Jawhar: "Whoever fights against 'there is no god but Allah.' Is there anyone who defends the Americans any better than them? The infidels are one and the same. An infidel is an infidel - whether he is a Palestinian, a Jew, or an Argentinean. The infidels are one and the same, while an American Muslim is a Muslim. So what's the problem? What, an Iraqi who is an apostate and who helps the Americans should be treated like a VIP? He is worse than the Americans."

I've learned a few things from this interview:

Jihadists need to fight and kill people. It's their duty. Their first choice is to kill the Jews. But if they can't get to kill the Jews, anyone else will do, except for Muslims.

But this, too is problematic. For who is a Muslim?

Easier to answer, who is not a Muslim: "Whoever fights against 'there is no god but Allah."

What's a jihadist VIP treatment? Easier to define who is not a VIP:

"an Iraqi who is an apostate and who helps the Americans"

Confusing? Not really.

"Jawhar: "Yes, a terrorist. What's the problem with that? If I want to terrorize the enemies of
Allah, what's the problem with that?"

[-]




Interviewer: "How come Al-Qaeda has the right to execute people?"
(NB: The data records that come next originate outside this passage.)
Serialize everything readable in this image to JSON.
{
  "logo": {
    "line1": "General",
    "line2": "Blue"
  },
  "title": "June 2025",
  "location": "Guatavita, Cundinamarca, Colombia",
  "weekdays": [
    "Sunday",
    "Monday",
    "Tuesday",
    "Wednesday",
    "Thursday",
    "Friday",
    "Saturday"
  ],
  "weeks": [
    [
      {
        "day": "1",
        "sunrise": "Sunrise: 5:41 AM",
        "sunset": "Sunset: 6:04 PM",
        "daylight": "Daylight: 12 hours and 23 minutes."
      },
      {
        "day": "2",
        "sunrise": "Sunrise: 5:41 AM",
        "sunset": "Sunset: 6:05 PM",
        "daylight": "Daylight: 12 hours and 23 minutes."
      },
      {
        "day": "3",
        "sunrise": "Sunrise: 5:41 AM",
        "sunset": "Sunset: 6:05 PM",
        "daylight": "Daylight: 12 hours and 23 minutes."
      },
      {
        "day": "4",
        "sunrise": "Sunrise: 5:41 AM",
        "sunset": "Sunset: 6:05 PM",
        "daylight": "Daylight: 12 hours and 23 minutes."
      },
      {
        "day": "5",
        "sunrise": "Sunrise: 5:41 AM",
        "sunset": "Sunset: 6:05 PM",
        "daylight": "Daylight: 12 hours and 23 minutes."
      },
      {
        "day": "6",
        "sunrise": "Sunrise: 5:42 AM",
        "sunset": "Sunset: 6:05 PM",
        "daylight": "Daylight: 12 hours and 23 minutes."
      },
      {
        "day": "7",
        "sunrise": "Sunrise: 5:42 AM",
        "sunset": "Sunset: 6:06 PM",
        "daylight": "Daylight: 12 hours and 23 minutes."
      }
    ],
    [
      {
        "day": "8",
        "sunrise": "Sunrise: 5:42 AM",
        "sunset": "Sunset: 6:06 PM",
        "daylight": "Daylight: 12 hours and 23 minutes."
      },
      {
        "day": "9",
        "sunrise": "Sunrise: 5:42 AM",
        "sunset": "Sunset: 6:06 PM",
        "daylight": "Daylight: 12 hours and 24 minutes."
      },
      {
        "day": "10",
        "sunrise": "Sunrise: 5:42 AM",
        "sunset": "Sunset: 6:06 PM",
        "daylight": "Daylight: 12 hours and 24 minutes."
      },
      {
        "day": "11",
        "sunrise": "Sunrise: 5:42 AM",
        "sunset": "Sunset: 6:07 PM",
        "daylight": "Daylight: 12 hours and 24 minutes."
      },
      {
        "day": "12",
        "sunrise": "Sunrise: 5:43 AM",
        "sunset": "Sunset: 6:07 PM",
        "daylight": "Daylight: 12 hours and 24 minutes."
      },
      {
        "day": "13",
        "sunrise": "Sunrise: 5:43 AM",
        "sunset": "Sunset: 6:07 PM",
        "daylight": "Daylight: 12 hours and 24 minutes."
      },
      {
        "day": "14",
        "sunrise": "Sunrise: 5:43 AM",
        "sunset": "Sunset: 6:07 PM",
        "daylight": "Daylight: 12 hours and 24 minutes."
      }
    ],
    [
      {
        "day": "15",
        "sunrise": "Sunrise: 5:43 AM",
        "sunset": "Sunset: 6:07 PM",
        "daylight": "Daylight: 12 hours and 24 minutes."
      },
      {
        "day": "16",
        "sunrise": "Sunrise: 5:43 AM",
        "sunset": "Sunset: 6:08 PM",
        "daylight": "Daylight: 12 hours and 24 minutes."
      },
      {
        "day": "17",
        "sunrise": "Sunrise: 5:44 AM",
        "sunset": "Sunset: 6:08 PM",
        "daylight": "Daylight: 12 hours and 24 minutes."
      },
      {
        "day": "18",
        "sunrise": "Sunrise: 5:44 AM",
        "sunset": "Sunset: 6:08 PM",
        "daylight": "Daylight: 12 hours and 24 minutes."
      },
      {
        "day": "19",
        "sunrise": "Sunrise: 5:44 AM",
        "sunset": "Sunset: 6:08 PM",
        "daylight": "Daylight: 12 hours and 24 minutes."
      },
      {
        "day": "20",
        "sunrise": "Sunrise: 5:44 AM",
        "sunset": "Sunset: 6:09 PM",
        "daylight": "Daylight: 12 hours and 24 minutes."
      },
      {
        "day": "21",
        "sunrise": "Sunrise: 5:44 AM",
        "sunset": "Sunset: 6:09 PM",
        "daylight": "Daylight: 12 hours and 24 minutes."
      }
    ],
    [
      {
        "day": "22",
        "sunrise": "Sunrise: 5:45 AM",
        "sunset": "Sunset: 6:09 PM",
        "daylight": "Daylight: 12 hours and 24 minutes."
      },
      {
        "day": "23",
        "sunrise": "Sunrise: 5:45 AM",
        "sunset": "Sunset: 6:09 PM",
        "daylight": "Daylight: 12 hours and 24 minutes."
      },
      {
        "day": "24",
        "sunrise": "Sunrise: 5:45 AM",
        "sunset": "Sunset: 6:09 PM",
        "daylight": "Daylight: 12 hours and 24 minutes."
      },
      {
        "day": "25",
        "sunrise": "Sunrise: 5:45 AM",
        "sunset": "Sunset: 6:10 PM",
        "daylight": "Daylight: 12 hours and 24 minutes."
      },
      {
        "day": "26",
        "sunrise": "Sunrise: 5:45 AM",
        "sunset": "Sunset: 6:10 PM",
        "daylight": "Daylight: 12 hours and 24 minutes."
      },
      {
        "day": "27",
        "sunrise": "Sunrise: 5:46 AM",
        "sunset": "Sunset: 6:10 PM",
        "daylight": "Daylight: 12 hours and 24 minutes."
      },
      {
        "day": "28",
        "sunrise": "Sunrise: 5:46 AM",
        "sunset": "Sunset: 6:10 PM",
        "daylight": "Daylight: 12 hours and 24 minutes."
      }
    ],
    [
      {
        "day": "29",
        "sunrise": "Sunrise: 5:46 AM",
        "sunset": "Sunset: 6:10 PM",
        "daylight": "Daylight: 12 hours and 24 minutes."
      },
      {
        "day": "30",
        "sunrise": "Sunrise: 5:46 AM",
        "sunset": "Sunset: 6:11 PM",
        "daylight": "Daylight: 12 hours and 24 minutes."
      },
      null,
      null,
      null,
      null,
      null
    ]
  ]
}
Jawhar: "Of course it has. What's the problem? How come those idiots here in Lebanon, in Jordan, or anywhere else have the right to sentence people to death or imprisonment? What, are they any better than me?"

(H/T: The Iconoclast)


In an article here, Michael Weiss reviews a book by Ibn-Warraq, whom he calls "The Bertrand Russell of Islam", in which Ibn-Warraq is quoted as saying:

"... the three pillars of Western thought: rationalism, self-criticism, and universalism....[b]y Orientalism's lights... are mere masquerades for prejudice, hubris, and condescension — ironically, the very faults Mr. Warraq ascribes to Said and his epigones, particularly when it comes to such an urgent question as Kurdish autonomy in Iraq. "Anybody who wants to modernize must be a stooge of the imperialists," Mr. Warraq said, paraphrasing their worldview. "Anyone who thinks rationally is suspect. Foucault once said, '[Iranians] have a different regime of truth than ours.' This is cultural relativism gone berserk. If anything is 'Orientalist' in the pejorative sense, it is that."
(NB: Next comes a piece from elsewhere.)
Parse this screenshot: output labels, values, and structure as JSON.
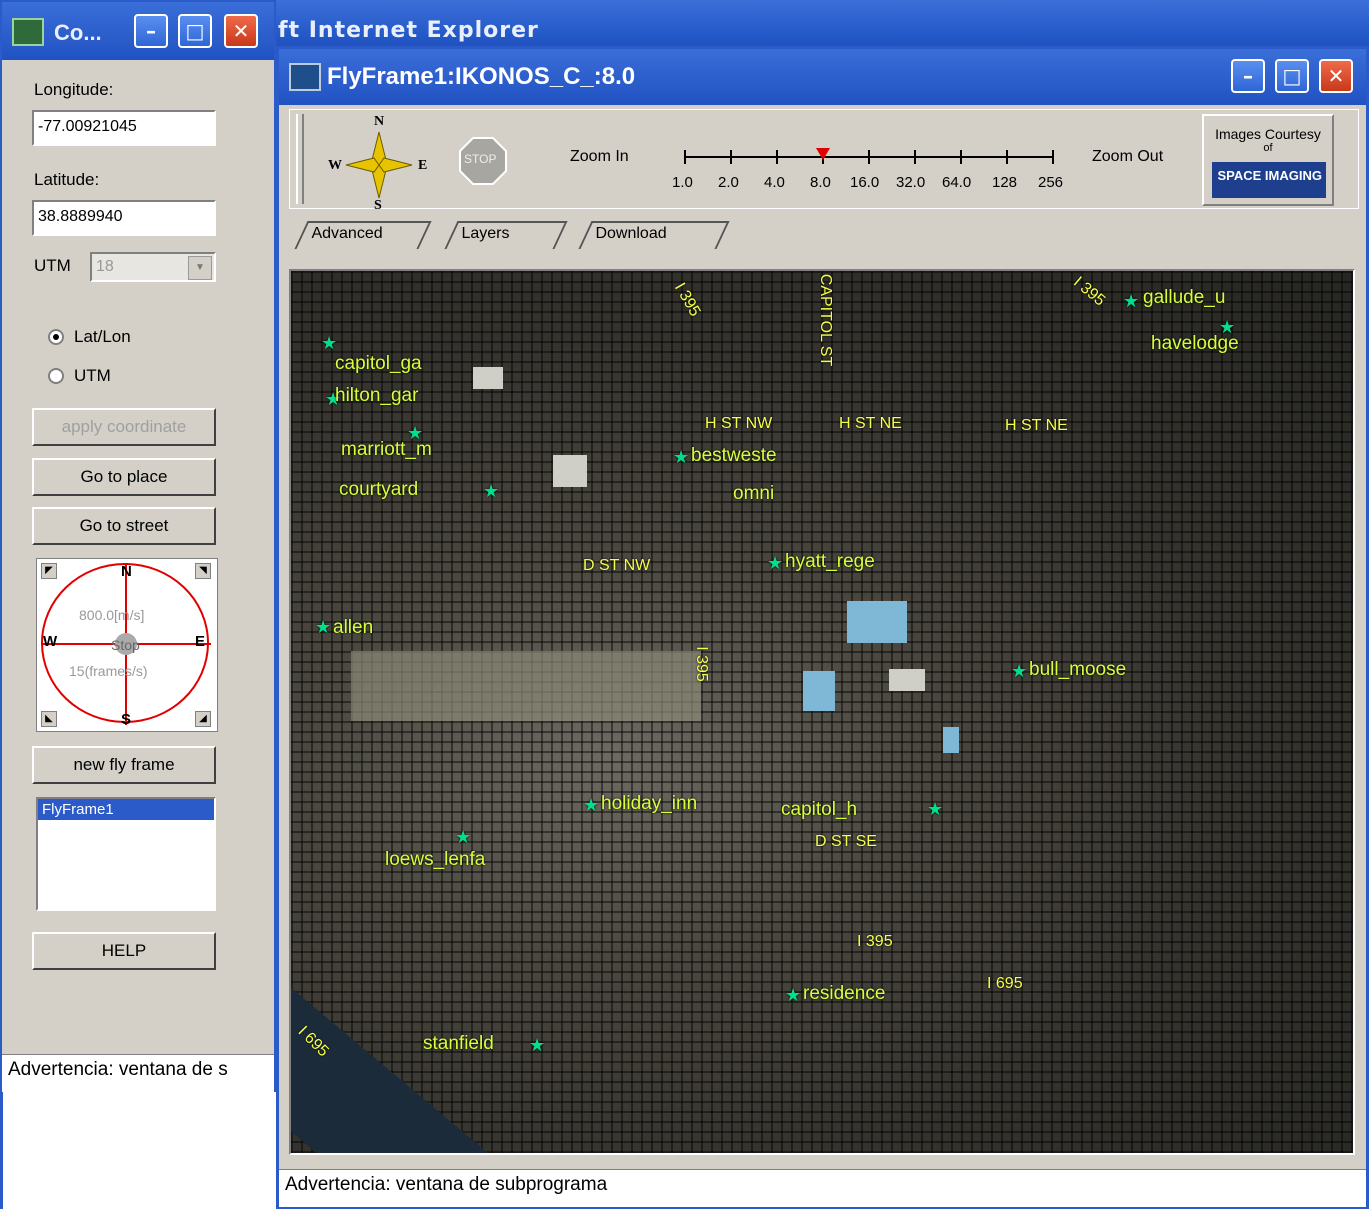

Note how the red-highlighted passages bear more or less the same message as that of the Al-Qaeda terrorist. And keep in mind that Ibn-Warraq is speaking of the mindset of mainstream thinking in the Arab World

___________

If you think this is as explicit as it gets...

Take a look here , at these two cute Palestinian kids* :

To Al-Aqsa, to Al-Aqsa

we shall unite our ranks.

We will wipe out the people of Zion,

and will not leave a single one of them.

(H/T: Mick)

I have to wonder if their parents watch their child prodigies with pride and joy and wipe a tear from the corner of their eye...
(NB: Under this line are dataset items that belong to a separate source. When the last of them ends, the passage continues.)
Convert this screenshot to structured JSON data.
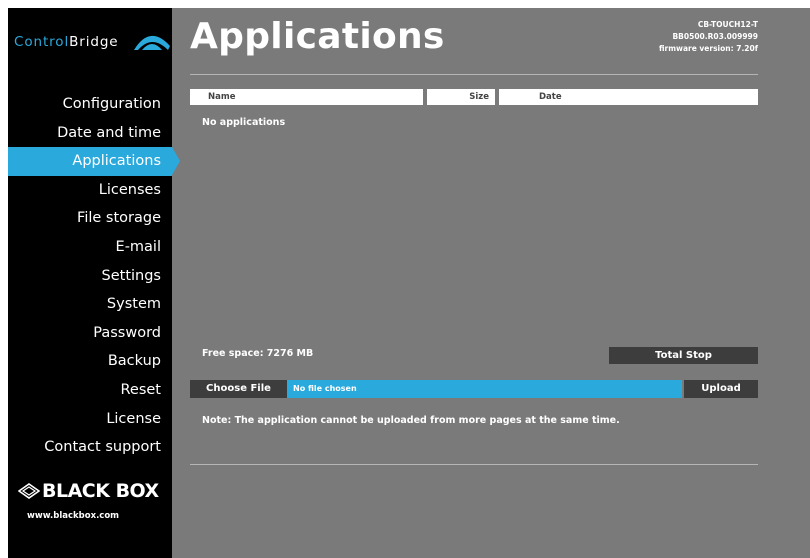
{
  "brand": {
    "part1": "Control",
    "part2": "Bridge",
    "vendor_logo": "BLACK BOX",
    "vendor_url": "www.blackbox.com"
  },
  "sidebar": {
    "items": [
      {
        "label": "Configuration",
        "active": false
      },
      {
        "label": "Date and time",
        "active": false
      },
      {
        "label": "Applications",
        "active": true
      },
      {
        "label": "Licenses",
        "active": false
      },
      {
        "label": "File storage",
        "active": false
      },
      {
        "label": "E-mail",
        "active": false
      },
      {
        "label": "Settings",
        "active": false
      },
      {
        "label": "System",
        "active": false
      },
      {
        "label": "Password",
        "active": false
      },
      {
        "label": "Backup",
        "active": false
      },
      {
        "label": "Reset",
        "active": false
      },
      {
        "label": "License",
        "active": false
      },
      {
        "label": "Contact support",
        "active": false
      }
    ]
  },
  "header": {
    "title": "Applications",
    "device_model": "CB-TOUCH12-T",
    "serial": "BB0500.R03.009999",
    "firmware": "firmware version: 7.20f"
  },
  "table": {
    "columns": [
      "Name",
      "Size",
      "Date"
    ],
    "empty_message": "No applications"
  },
  "storage": {
    "free_space_label": "Free space: 7276 MB"
  },
  "actions": {
    "total_stop": "Total Stop",
    "choose_file": "Choose File",
    "file_status": "No file chosen",
    "upload": "Upload"
  },
  "note": "Note: The application cannot be uploaded from more pages at the same time.",
  "colors": {
    "accent": "#2aa9dc",
    "background": "#7a7a7a",
    "sidebar": "#000000",
    "button": "#3d3d3d"
  }
}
Well, we Jews may be incapable of scaling such heights of spiritual power, but we will always have this.

__________

* I have to wonder where UNICEF stands upon this massive, institutionalized child abuse. I searched the website but found no reference to institutionalized psychological abuse as in this case, where children are taught that mass-murder is a good thing for them.



1 Comments:

At 11:45 PM EST, Anonymous Anonymous said...

good learnings.
and their faces are already grown to that, they don't even bother to wear a mask.